My story goes as follows: I went to college and gained more than the “Freshman 15”.
At a modeling shoot, the creative director yelled at me to “suck it in!” until I nearly cried on set. Family members made a point to tell me my stomach was spilling over the top and sides of my jeans whenever the moment presented itself. The little bit of body confidence I had crashed to the bathroom floor when I dared to look in the mirror.
And then, I got pregnant.
I envisioned a house filled with children. Multiple feet pounding their way down the staircase of our two-story home. Family portraits taking far too long to complete due to our rowdiness. Building a special relationship with each child. Wondering which one would take after my penchant for writing, nerdy tendencies and “ball is life”.
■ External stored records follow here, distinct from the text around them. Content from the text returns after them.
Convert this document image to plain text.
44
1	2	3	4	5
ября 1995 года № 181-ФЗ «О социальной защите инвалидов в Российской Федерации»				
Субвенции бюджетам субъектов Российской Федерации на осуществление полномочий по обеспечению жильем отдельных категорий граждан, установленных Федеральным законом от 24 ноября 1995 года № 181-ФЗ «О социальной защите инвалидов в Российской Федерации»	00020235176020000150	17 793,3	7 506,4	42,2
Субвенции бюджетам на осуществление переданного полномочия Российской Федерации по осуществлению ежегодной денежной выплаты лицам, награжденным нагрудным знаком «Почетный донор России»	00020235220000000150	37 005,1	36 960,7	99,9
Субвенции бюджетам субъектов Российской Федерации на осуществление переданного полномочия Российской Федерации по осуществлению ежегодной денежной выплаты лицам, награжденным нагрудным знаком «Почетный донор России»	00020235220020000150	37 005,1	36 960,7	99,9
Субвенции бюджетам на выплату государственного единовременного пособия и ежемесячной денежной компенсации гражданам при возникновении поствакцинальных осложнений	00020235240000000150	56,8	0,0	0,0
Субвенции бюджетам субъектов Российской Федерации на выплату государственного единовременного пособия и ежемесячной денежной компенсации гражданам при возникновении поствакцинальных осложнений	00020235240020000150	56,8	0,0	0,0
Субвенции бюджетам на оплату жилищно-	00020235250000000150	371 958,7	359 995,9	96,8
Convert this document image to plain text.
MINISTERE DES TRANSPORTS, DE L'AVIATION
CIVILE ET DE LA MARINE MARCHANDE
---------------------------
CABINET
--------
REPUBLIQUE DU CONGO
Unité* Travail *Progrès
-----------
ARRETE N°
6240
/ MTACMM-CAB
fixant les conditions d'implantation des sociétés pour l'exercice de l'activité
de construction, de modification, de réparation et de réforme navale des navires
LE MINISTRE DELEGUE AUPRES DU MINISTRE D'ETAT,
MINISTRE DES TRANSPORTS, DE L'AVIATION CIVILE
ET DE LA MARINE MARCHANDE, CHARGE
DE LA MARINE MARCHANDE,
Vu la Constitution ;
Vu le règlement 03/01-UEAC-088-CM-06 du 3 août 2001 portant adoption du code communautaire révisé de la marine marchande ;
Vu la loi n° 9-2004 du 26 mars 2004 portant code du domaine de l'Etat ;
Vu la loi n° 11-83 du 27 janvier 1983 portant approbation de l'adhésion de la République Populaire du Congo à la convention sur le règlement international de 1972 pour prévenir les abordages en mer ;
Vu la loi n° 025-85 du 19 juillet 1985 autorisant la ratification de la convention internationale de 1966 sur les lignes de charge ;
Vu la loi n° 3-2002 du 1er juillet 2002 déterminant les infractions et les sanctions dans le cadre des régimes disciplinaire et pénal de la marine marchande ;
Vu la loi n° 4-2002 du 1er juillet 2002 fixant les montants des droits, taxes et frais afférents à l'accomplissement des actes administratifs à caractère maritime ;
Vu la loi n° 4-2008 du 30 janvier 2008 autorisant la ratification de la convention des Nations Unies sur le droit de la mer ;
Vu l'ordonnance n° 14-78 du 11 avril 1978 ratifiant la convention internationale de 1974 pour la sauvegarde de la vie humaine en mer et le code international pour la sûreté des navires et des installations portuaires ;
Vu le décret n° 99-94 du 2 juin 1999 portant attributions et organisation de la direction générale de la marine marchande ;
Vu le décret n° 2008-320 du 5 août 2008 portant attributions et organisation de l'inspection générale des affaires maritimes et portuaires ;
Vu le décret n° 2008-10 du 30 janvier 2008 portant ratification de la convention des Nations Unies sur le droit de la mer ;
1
When I got pregnant with my daughter at 22, my world shattered. Following the procedure that revealed that “yes, this is Endometriosis. Your chances to have children go down from here”, after months of trying to no avail and taking meds that promised conception, I had resigned myself to an empty home. What should’ve been a happy moment shot a wave of fear and regret down my spine. After a tumultuous pregnancy and a C-Section delivery where the sound of the heart monitor still echoes in my ears, I’m left with a mangled belly and scars as a constant reminder of that day, that specific trauma.
When I look in the mirror, I see a survivor still ravished by pre and postnatal PTSD. My delivery almost killed me, and the badges of honor weigh heavy — so much so that I no longer want any more children. After the end of my marriage and the two failed relationships following where my weight — mainly my stomach— was one main source of abusive contempt, I fell deeper into despair. The sun rose each day but I didn’t pay it any mind. My daughter kept growing, yet all I could see is how I failed.
Many of the years since her birth are a depressive blur. I wish I knew the moment something clicked. The breakaway second when the disdain I held for so long against my body now seemed completely unfounded. Late last year, the desire for goodness and no longer pain became louder, for me and my child. I lost 20 pounds starting around December 2019 and have successfully kept most of it off. This led me to discover what my body was capable of without shame — not because I was smaller, but because I gave it a chance to live and be loved.
During basketball games, I was always conscious of my legs. Where they were, how they were planted, that they were always moving. I carry the most scars on them. I’ve done my best work with them. In shedding those pounds, they began to move forward more prominently, and I noticed how neatly my fupa greeted them when I sat. A kiss on the top of my thighs, they initiated a new way of viewing my body. I’ve slept nude for most of my life. Having a weird relationship with my body meant even when there was nowhere to hide from myself, I found ways to avert my gaze. I began to view my own nudity as a gift I give myself. I started writing naked, take longer to get dressed after a shower, grabbing molds of flesh and smiling just because I wanted to.
I formed a new bond with being naked as a form of worship. At night, drifting to sleep, I hold my fupa for comfort, running my fingers across my jagged and dented c-section scar. Acknowledging the spaces that are still slightly numb to the touch eleven years later. I give space to the feelings that I’m not always happy with what I see, but I’m grateful. The fact my body still responds well to change – a different play, a different routine – without folding is a magnificent thing to witness. And I’m beyond thankful for how my body has led me to see the full scope of me.
The journey to self-love is rocky. It doesn’t play out sweet and cute, especially when trauma informed the monument to self-hatred currently being destroyed. Building upon a new foundation takes legitimate heart, patience and the acceptance that we may have to start from scratch multiple times. What others have placed at our feet – their projections, expectations, willful ignorance and spite — doesn’t belong to us.